Sunday, 7 March 2010

SUPPORT FOR HAITI IN READ AN E-BOOK WEEK

Pay what you like (or nothing at all) for twenty-five selected BeWrite Books ebooks in all formats during Read an Ebook Week from March 7-13. All income will go to the Red Cross effort in Haiti. Simply visit the BeWrite Books Smashwords.com page and scroll down through the catalogue: http://www.smashwords.com/profile/view/bewrite

Saturday, 6 March 2010

ST PIRAN'S DAY (5 March) AND MICHAEL FOOT

I found out yesterday that St Piran was the patron saint of tin miners. I knew he was patron saint of Cornwall because his flag (a monochrome version of the Swiss flag, though rectangular, not square) flies everywhere these days.
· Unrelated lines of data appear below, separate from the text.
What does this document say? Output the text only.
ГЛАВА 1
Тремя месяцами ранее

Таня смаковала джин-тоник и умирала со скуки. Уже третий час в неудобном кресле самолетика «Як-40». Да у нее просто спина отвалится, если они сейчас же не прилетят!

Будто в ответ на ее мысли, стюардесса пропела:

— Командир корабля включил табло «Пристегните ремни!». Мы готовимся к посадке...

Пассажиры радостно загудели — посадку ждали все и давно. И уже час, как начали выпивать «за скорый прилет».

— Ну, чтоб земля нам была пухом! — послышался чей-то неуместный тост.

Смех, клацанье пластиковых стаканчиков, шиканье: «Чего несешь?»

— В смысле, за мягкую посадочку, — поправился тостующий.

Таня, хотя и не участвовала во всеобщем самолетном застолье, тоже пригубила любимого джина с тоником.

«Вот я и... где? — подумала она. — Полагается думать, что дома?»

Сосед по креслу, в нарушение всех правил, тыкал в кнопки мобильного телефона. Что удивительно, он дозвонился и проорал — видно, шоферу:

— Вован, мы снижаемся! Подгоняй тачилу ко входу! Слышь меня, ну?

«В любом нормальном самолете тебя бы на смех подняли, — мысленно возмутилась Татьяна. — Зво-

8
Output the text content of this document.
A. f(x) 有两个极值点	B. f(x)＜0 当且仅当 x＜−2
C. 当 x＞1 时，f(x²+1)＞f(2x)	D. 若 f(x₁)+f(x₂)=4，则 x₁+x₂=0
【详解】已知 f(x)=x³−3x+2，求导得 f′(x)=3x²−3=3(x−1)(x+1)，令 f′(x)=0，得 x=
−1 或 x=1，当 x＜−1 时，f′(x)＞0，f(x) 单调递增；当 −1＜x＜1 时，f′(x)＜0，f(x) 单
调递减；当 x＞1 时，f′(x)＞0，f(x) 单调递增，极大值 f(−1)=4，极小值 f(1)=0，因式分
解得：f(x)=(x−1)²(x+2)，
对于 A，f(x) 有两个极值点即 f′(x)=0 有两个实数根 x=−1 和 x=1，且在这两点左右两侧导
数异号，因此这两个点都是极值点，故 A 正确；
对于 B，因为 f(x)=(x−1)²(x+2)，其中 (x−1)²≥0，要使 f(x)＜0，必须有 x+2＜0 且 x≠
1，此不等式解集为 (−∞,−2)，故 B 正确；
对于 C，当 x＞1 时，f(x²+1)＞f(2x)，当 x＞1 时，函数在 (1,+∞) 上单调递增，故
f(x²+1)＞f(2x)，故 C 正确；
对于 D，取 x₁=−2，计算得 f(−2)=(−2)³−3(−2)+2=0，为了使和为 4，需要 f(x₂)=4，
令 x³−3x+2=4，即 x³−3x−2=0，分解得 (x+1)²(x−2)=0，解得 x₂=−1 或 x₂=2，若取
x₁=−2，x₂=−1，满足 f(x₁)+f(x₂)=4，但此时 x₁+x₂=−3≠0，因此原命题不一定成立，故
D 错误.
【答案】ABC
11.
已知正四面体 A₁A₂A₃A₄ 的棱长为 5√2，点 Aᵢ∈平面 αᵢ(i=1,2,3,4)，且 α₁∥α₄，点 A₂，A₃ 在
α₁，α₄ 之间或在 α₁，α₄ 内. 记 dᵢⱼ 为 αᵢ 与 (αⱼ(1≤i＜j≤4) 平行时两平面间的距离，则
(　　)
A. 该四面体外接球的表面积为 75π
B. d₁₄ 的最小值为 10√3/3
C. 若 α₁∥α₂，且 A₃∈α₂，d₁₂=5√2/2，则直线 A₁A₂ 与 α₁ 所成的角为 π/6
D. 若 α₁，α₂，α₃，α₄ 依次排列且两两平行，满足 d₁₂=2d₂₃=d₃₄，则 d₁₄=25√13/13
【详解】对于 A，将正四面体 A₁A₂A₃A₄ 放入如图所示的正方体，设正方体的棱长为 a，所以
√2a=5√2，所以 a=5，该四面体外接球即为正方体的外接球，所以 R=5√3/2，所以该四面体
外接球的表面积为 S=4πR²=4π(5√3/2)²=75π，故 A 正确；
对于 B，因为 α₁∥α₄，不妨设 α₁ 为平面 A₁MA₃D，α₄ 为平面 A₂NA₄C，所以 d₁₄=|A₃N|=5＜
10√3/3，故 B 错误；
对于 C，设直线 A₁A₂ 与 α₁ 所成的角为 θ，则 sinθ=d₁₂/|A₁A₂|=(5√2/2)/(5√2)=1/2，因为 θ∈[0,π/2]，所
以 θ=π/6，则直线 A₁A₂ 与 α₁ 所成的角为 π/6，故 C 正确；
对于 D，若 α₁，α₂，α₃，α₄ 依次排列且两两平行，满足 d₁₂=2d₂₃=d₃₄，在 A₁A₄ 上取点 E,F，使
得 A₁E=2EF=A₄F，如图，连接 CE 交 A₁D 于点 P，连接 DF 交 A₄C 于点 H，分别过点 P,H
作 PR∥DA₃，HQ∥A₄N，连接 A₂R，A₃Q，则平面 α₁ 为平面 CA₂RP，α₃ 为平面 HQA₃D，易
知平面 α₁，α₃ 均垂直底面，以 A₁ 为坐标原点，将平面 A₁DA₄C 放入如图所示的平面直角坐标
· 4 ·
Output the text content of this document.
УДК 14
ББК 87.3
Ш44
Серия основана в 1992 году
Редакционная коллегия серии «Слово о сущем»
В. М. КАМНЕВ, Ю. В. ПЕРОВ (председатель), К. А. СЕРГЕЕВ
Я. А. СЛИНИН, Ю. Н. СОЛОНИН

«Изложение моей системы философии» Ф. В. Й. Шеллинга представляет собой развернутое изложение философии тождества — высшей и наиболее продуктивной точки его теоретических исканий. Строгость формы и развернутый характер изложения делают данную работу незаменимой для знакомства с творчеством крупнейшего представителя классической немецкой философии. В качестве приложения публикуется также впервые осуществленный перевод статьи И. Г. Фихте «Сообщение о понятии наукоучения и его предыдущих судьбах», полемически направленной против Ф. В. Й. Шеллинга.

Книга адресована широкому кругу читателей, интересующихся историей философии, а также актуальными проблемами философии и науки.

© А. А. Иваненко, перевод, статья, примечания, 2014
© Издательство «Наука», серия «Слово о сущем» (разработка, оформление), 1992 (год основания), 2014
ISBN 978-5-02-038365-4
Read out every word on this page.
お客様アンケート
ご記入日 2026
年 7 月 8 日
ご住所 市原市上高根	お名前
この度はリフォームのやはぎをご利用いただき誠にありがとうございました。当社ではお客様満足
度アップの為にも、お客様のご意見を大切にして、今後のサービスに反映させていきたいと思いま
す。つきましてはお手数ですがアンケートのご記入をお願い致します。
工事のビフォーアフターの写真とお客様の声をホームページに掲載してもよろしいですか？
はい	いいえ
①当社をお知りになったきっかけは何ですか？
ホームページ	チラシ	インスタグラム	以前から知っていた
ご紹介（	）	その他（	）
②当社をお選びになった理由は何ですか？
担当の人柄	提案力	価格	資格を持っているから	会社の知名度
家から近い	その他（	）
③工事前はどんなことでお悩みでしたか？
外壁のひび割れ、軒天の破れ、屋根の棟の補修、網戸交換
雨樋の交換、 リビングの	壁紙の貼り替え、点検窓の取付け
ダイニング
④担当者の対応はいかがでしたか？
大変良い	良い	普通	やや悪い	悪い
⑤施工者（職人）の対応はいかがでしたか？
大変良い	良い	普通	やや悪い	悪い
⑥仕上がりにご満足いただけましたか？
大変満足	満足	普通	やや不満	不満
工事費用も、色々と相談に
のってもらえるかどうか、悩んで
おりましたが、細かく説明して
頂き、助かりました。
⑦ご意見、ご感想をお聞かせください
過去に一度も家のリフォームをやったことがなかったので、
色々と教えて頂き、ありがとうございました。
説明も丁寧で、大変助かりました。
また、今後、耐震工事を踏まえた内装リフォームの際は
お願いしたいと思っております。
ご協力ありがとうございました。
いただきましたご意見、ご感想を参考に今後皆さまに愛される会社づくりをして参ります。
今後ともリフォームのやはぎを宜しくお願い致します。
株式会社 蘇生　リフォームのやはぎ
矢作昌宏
It felt like the first day of spring because the sun was shining and there were schoolgirls dancing in the streets of Truro behind a band of accordions, bhodrans and the odd piece of brass. The Cornish politicos were there, dressed in black overcoats and selling co-ordinating flags for a pound a time. It wasn't a large procession, and I don't think they sold many flags, though the police had stopped the traffic to encourage shoppers to stop. The whole thing was a metaphor for hope over experience, a bit like the CND Marches and rallies of the Old Left that I watched on TV in the 'Seventies.

Michael Foot, long time CND marcher and Leftist, died yesterday, aged ninety years. There is not one single politician living today in this country who has a smidgen of Foot's integrity, sincerity, and belief in a fairer world based on social(ist) principles, with the exception of Tony Benn, who has now retired from Parliament and, like Foot, is fading into late old age. Foot wore his donkey jacket to Remembrance Sunday parade when he was Leader of the Opposition and was, apparently, complemented on it by the queen or by her mother while the press had a feeding frenzy at his 'lack of respect' and sartorial savoir faire. In the dawning age of media politicians, Foot, like Gordon Brown, was a disaster for his Party, once he became leader, but only because people had stopped listening to what he said. The tragedy for us all now is that there is no one left to say it for him.